Despite the 2004 findings, Medicare has gone ahead with DM testing, in more or less the same approach, using various providers and different approaches in its “Medicare Health Support” demonstration project.  A recent article noted the mixed results from this project as well, concluding that a different approach was needed. [M. Quilty & W. Todd “Next Generation Disease Management: Back to the Future” Health Leaders News Apr 12, 2007 (www.healthleadersmedia.com)]

But mixed results do not mean no results, and if even one program dealing with one disease saves the kind of money that Medicare wanted, a strong argument can be made that that proves DM’s potential.

By including a wide variety of different providers and approaches, any finding of mixed results only means that not all DM programs work, where the fact that they are mixed shows that some programs do work.  So logic would suggest that the programs that work be embraced and only the ones that do not work ignored.

Moreover, it has been generally the case in any studies that examined DM and other proactive health management efforts over time, that savings tend to improve with time, that results may be much greater in the second and third year, for example, than in the first.   Modest results in the first year should not be seen as failure, but tracked for more years before any conclusion is reached.  By selecting the programs that work and following them longer, Medicare might find that DM can work quite well, thank you, once its variability is recognized.

GlaxoSmithKline, for example, working with its own employees’ health, found that proactive health efforts saved only $233 per participating employee in combined healthcare and disability cost reductions among 6049 employees continuously employed 1996-2000 in its first year.  But savings rose to $375 in the second year, $944 in the third and $950 in fourth.  Savings averaged $613 per participant over four years, almost three times the first year savings level. [G. Stave “Quantifiable Impact of the Contract for Health and Wellness” JOEM 45:2 Feb 2003 109-117] Had the program ended after one year, it would have missed out on almost $14 million in savings.

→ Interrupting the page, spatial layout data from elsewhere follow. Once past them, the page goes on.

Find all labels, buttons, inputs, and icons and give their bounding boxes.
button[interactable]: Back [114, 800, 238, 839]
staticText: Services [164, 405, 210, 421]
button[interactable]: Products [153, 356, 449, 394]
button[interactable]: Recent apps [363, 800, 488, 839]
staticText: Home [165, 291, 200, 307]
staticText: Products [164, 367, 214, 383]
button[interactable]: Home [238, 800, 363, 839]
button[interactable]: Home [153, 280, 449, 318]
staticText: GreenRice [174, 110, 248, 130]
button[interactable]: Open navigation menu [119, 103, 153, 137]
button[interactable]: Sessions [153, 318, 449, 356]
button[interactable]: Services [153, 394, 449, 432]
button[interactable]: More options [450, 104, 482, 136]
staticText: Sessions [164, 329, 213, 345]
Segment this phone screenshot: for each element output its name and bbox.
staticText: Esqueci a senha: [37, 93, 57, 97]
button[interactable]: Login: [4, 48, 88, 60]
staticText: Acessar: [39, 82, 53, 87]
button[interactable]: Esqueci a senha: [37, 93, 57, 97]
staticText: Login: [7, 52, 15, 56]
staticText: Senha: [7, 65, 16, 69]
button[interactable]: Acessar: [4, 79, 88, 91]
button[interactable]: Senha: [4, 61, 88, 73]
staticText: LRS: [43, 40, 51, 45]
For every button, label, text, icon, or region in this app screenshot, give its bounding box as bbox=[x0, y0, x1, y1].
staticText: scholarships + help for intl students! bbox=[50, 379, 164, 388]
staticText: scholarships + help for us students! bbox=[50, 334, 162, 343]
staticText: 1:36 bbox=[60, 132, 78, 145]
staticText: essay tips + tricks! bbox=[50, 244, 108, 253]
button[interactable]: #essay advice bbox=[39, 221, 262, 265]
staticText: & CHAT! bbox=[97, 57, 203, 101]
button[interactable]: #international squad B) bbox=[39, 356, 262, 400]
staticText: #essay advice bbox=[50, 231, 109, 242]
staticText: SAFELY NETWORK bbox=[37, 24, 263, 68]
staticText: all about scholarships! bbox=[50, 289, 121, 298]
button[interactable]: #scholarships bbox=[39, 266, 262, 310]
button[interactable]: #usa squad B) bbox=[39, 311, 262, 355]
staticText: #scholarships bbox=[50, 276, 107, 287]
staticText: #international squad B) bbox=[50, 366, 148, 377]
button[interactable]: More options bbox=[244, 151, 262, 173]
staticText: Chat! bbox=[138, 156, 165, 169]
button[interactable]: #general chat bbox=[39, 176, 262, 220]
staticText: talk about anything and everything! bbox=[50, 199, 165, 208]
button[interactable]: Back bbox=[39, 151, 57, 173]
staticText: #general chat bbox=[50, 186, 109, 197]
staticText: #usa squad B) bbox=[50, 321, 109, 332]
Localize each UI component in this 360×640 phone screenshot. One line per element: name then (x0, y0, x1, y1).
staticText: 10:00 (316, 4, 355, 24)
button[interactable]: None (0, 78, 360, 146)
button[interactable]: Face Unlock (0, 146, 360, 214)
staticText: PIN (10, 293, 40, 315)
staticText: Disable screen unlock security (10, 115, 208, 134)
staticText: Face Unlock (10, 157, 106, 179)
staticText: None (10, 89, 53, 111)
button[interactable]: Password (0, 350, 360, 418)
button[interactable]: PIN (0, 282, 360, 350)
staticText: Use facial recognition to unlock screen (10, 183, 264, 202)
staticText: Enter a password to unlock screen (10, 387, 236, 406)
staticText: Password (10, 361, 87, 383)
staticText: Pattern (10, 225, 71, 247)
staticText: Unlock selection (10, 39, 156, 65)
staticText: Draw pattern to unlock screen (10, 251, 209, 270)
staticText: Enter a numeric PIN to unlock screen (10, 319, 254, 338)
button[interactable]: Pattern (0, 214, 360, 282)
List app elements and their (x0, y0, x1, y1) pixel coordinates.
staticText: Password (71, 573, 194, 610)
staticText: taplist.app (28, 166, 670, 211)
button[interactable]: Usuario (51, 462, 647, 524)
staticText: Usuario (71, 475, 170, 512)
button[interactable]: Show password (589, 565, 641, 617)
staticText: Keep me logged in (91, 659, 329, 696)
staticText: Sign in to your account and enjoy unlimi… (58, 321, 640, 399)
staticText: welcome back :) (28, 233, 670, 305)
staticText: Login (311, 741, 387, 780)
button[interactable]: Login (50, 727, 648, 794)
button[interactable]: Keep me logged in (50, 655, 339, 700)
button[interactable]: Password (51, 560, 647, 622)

Given the traditional short-sightedness of governments pressed by necessities related to this year’s budget, it is not surprising that early results are often taken to mean far more than they should, and that the pluses in mixed results are overlooked.  But it might be hoped that this time, Medicare might wait till the full three years of the demonstration project are complete, and consider the possibility that even one or a few successes is actually a good result.